In the Media

Foreign criminal syndicates 'behind metal thefts in Britain'

PUBLISHED March 31, 2012

Authorities say the "serious" international criminal syndicates are likely behind attacks on the country's historic buildings, railways and national infrastructure.

Intelligence suggests gangs from Africa and China are stealing valuable metal to "finance and fund organised crime" while causing "serious harm" in Britain.

The Daily Telegraph has learned police are now investigating whether the gangs' "methodology" includes sending associates to Britain or instead forming lucrative partnerships with established local crime networks.

On Friday, it was disclosed that an operation involving dozens of officers from six forces, seized more than £500,000 worth of smuggled metal from ports along the east coast.

Sources involved in "Operation Chisel" say evidence has, for the first time, provided "proof of how the metal theft epidemic has now become a highly organised international operation".

In a series of intelligence-led raids, authorities recovered dozens of stolen cars, which had mostly been stripped down, caravans, a "large quantity of national infrastructure cable" and more than 1100 liquid propane gas (LPG) cylinders.

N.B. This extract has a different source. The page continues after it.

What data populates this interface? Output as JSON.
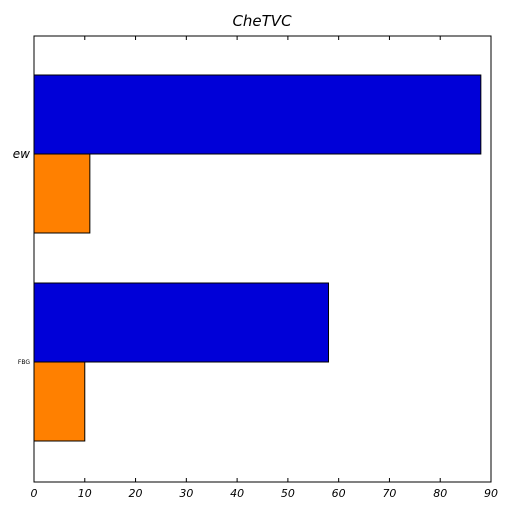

The investigation, headed by the Eastern Region Special Operation Unit (ERSOU), uncovered evidence to suggest the smuggled metal was bound for China, West Africa and India and Northern Cyprus.

Cargo containers were raided at ports in London Thamesport, Tilbury, Felixstowe, Harwich and Dover.

Meanwhile Calor Gas, the multinational company owned by the Dutch SHV Energy, said thousands of cylinders have been recovered from African countries including Nigeria, Ghana, Sierra Leone, Gambia and Tanzania.

Last year more than 200,000 gas cylinders were stolen across Britain by scrap metal thieves, costing the industry more than £9 million.

The cylinders are not only being melted down as part of wider operations in Africa to steal valuable metal in other items but are also sold commercially as a whole.

Officials say that unless they are treated with care by experts the cylinders could cause "devastation".

Det Insp Gary Brotherhood, the officer in charge of the ERSOU, said the smuggling operations were "clearly the work of serious and organised crime groups using this as a means to finance and fund organised crime".

"These groups, based in this country and also overseas, are interested in making money from the commodities that have been shipped there," he told The Daily Telegraph.

"Metal theft is a very lucrative market and these organised crime groups will then target these commodities... either to fund other criminality or for profit.

"The shipping routes that have been identified we believe are linked to organised criminals networks in the UK as well as countries where these items were going to. We think there has to be a local market demand for these commodities."

He added: "It is fair to say that the theft of cables has been prolific and we are going to target these gangs who believe they can steal and cause disruptions here.

"This investigation will have significantly disrupted sophisticated criminal networks."

The UK Border Force (UKBF) commissioned Operation Chisel, which involved officers from Norfolk, Bedfordshire, Cambridgeshire, Essex, Hertfordshire and Suffolk police forces.

The government agency, formerly known as the UK Border Agency, supplied "cutting edge technology" as well as intelligence on international smuggling for the operation which undertaken over the past few months.

Officials from Her Majesty's Revenue and Customs, the Maritime and Coastguard Agency and Environment Agency are also involved in the ongoing operation as investigations continue.

Evidence is to be sent to national intelligence databases at the Home Office and the Serious Organised Crime Agency, which is also involved in the operation.

Authorities say any arrested criminals caught smuggling gas cylinders could face charges including shipping of dangerous goods.

Bill Form, the Border Force Assistant Director for Central Region UK, said authorities were determined to crack down on the illegal operations.

"Where international crime gangs are involved, we are determined to stop these goods being smuggled out of the UK.

Paul Blacklock, Calor's head of strategy, said the company had noticed a marked "escalation" in the thefts involving its goods.

Over the past year thefts of cylinders has cost the company more than £4.5 million, with more than steel gas cylinders being stolen.

"For a long time we have suspected that many … cylinders were disappearing, not just into the illegal scrap trade but also as part of a more organised criminal underworld," he said. "What these criminals are doing is highly dangerous."

Official figures have shown that more than 1,000 metal theft offences are occurring every week in Britain.